Küçükçekmece Cumhuriyet Başsavcılığı'nın hazırladığı 104 sayfalık iddianame, 54 mağdur ve 32 tutuklu şüpheliyi içeriyor. İstanbul Emniyet Müdürlüğü Yankesicilik ve Dolandırıcılık Büro Amirliği'nin çalışmaları sonucu hazırlanan raporda, İstanbul genelinde faaliyet gösteren şahısların paravan şirketler aracılığıyla dolandırıcılık yaptığı ifade edildi.

Rapora göre, şahıslar mağdurlara ilk aşamada tanıdıkları vasıtasıyla ulaşıp güven sağlıyor ve resmi kurumlardan birim amiri gibi tanıtılan kişi aracılığıyla piyasa değerinin altında araç satışı vaadiyle dolandırıcılık yapıyorlar. Araç almak isteyen müşterilerden öncelikle araç bedeli ve yüzde 10 komisyonu paravan firmanın hesabına gönderilmesini sağlıyorlar. Ancak şahıslar bu paraları aldıktan sonra araçları teslim etmiyor ve kayıplara karışıyorlar.

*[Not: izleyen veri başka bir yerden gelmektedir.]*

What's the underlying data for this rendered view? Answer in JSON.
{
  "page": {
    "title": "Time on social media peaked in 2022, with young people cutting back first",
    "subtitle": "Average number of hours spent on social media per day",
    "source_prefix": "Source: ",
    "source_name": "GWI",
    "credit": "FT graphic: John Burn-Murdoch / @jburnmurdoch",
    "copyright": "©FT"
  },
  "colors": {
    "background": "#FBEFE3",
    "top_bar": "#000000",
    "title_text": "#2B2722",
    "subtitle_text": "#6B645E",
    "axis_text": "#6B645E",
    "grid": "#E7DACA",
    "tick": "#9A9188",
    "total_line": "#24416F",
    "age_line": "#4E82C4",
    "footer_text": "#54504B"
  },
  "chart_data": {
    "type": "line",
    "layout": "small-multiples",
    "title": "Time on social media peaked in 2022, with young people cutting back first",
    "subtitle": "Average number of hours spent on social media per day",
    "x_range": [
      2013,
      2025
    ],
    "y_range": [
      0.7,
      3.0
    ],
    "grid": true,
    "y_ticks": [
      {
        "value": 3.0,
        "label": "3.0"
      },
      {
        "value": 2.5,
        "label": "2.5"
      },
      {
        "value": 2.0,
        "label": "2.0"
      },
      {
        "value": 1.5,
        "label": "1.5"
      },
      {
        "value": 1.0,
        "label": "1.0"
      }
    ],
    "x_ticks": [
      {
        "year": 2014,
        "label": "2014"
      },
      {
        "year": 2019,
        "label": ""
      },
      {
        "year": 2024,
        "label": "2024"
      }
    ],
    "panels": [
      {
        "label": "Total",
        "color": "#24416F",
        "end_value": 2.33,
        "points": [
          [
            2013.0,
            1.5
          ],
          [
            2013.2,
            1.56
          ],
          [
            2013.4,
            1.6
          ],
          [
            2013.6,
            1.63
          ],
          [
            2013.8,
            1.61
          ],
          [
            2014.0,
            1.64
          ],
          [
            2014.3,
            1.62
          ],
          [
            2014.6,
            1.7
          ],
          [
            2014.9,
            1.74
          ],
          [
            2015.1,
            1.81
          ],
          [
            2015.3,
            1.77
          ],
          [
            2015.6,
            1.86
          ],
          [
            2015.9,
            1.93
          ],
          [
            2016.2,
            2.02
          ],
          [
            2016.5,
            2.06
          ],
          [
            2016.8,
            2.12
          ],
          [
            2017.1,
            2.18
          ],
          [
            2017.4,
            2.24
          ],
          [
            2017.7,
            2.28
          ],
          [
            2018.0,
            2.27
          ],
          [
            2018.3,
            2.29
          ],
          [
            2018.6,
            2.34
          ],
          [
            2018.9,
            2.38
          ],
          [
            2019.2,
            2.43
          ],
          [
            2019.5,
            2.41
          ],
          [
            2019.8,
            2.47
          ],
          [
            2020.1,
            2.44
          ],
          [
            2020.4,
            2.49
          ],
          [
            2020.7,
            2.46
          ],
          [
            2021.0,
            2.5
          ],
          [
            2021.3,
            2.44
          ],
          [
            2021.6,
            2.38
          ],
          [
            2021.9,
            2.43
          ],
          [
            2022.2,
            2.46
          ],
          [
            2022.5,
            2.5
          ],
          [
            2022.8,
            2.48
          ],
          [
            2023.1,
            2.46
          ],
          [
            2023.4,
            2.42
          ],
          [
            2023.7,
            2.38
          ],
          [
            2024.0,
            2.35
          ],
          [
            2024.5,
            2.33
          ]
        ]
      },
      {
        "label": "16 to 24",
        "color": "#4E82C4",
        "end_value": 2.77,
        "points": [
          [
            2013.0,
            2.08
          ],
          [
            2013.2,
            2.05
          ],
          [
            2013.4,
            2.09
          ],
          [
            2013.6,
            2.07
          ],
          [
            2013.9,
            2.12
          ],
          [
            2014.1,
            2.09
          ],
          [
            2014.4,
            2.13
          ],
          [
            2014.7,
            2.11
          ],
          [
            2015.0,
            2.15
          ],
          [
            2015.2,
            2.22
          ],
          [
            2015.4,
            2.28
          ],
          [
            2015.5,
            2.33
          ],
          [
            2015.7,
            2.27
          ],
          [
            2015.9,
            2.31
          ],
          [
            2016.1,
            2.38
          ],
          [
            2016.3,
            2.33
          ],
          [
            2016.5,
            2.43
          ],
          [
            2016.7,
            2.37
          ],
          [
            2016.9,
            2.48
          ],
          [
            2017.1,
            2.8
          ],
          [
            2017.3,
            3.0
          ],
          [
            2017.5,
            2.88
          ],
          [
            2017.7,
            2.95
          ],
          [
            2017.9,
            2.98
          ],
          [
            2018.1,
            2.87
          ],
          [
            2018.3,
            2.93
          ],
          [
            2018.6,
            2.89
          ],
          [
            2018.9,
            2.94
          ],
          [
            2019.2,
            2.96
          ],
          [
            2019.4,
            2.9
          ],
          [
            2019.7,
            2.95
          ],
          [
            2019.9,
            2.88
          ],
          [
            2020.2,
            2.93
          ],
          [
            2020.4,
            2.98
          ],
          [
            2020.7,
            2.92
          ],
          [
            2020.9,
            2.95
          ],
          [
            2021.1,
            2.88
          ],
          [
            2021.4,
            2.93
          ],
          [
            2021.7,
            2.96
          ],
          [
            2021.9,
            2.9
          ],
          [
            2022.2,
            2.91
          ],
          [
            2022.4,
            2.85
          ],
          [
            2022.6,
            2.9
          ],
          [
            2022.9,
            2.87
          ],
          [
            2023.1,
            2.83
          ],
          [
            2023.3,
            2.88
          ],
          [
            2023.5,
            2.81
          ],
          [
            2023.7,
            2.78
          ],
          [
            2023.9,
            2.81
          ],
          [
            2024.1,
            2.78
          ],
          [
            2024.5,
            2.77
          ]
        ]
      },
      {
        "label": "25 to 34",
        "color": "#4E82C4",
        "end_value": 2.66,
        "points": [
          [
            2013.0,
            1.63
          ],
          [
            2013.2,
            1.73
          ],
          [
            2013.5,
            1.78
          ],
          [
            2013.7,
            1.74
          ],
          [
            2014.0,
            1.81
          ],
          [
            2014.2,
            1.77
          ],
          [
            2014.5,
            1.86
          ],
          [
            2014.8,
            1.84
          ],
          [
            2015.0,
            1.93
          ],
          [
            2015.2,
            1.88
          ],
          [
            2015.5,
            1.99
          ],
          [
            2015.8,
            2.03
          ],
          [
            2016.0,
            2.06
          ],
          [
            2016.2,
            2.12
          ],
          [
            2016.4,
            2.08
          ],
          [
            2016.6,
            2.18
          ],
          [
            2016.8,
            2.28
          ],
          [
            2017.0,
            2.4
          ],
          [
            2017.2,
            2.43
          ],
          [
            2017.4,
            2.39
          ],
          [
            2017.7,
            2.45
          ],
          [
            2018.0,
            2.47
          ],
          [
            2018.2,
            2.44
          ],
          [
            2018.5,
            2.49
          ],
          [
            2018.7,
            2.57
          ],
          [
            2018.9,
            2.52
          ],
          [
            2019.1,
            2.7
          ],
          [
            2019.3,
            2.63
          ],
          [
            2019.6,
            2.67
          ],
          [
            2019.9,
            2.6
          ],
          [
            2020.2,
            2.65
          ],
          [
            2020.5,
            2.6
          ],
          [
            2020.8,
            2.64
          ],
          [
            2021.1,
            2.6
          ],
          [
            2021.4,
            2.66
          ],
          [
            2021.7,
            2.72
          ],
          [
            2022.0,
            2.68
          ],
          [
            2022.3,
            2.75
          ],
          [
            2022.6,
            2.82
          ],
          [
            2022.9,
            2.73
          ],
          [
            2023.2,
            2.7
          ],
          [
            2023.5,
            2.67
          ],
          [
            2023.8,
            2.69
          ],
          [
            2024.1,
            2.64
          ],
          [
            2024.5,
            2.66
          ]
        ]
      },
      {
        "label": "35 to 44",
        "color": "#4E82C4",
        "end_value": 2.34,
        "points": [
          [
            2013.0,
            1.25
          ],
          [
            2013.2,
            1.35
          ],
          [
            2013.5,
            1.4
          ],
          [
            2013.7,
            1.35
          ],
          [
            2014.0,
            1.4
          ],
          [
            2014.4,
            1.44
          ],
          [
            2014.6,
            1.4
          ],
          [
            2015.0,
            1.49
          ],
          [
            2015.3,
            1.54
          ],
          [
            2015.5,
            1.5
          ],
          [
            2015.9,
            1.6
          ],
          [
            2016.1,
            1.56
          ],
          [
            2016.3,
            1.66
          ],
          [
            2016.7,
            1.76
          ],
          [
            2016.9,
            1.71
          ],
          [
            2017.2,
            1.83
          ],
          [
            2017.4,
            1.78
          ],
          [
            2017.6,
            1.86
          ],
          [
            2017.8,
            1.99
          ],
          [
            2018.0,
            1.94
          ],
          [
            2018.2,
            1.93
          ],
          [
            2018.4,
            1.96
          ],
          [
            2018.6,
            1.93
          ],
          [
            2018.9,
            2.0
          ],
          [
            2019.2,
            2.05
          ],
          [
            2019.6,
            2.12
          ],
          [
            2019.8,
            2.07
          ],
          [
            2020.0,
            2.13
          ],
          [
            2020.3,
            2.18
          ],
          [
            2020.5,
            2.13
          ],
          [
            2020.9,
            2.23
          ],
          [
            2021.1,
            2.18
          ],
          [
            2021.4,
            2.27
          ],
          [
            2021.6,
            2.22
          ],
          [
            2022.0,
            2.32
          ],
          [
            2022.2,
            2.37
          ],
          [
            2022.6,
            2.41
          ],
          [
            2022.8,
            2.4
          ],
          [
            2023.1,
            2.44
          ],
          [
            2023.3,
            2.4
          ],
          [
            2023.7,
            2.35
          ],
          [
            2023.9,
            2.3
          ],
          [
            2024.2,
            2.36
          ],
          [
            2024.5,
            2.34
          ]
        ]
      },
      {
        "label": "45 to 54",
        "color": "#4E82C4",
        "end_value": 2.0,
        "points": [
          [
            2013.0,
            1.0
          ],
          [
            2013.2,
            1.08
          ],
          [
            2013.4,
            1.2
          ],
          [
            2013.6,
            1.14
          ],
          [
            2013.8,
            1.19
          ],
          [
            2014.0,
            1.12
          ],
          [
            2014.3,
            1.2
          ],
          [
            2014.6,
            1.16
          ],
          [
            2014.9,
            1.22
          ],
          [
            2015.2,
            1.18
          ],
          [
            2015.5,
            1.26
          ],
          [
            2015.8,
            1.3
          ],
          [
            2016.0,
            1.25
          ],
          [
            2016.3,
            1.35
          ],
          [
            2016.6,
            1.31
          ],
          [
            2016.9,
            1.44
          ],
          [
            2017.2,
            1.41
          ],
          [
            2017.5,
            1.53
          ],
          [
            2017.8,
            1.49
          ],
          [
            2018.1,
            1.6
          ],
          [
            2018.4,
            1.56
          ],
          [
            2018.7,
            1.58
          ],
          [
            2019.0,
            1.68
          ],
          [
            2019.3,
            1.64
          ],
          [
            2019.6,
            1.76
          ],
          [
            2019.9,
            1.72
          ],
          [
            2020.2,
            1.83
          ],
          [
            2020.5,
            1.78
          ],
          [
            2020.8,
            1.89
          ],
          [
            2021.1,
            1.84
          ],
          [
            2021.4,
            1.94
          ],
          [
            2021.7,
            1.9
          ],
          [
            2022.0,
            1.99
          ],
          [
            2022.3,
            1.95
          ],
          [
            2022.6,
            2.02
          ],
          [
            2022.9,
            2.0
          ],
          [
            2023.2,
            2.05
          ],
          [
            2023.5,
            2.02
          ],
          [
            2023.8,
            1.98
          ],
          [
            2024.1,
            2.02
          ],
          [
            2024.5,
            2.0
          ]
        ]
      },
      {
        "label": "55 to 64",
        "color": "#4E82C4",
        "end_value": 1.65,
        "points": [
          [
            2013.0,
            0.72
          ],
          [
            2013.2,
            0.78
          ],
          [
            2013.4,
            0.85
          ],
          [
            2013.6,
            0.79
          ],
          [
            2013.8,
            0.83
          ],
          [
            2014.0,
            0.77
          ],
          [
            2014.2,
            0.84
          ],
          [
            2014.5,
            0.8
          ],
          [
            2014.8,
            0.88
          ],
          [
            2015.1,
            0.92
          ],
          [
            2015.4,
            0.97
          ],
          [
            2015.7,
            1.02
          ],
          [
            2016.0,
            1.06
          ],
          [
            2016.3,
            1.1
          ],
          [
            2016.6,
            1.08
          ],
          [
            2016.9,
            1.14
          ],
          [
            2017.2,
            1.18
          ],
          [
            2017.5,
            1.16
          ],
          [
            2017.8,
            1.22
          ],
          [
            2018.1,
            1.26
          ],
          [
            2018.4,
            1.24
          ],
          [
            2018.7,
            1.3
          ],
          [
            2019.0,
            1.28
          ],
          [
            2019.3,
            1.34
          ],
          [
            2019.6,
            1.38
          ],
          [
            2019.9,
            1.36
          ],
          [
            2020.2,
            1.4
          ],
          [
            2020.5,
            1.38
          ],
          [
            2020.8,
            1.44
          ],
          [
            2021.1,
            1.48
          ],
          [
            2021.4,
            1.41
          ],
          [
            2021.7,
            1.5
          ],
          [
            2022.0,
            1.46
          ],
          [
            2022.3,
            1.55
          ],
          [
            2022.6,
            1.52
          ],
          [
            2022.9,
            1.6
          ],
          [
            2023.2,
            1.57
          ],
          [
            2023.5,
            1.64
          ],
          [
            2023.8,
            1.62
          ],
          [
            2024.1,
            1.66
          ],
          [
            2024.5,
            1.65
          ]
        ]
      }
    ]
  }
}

İddianameye göre, suç örgütü liderleri Eren Koç ve Onur Apaydın, örgüt içinde görev dağılımı yaparak mağdurları belirliyorlar. 30 kişi de örgüte üye ya da yardım ediyor. Eren Koç ve Onur Apaydın için 'suç işlemek amacıyla örgüt kurma' ve 'nitelikli dolandırıcılık' suçlarından 328 yıldan 1088 yıla kadar hapis cezası talep edilirken, Durcan Çoban'a 'suç işlemek amacıyla kurulan örgüte üye olma' ve 'nitelikli dolandırıcılık' suçlarından 170 yıldan 564 yıla kadar hapis cezası isteniyor.

Etkin pişmanlık hükümlerinden faydalanmak isteyen Fatih Duman'a ise 324 yıla kadar hapis cezası talep ediliyor. Diğer sanıklar da benzer suçlardan değişen oranlarda hapis cezasıyla cezalandırılması isteniyor.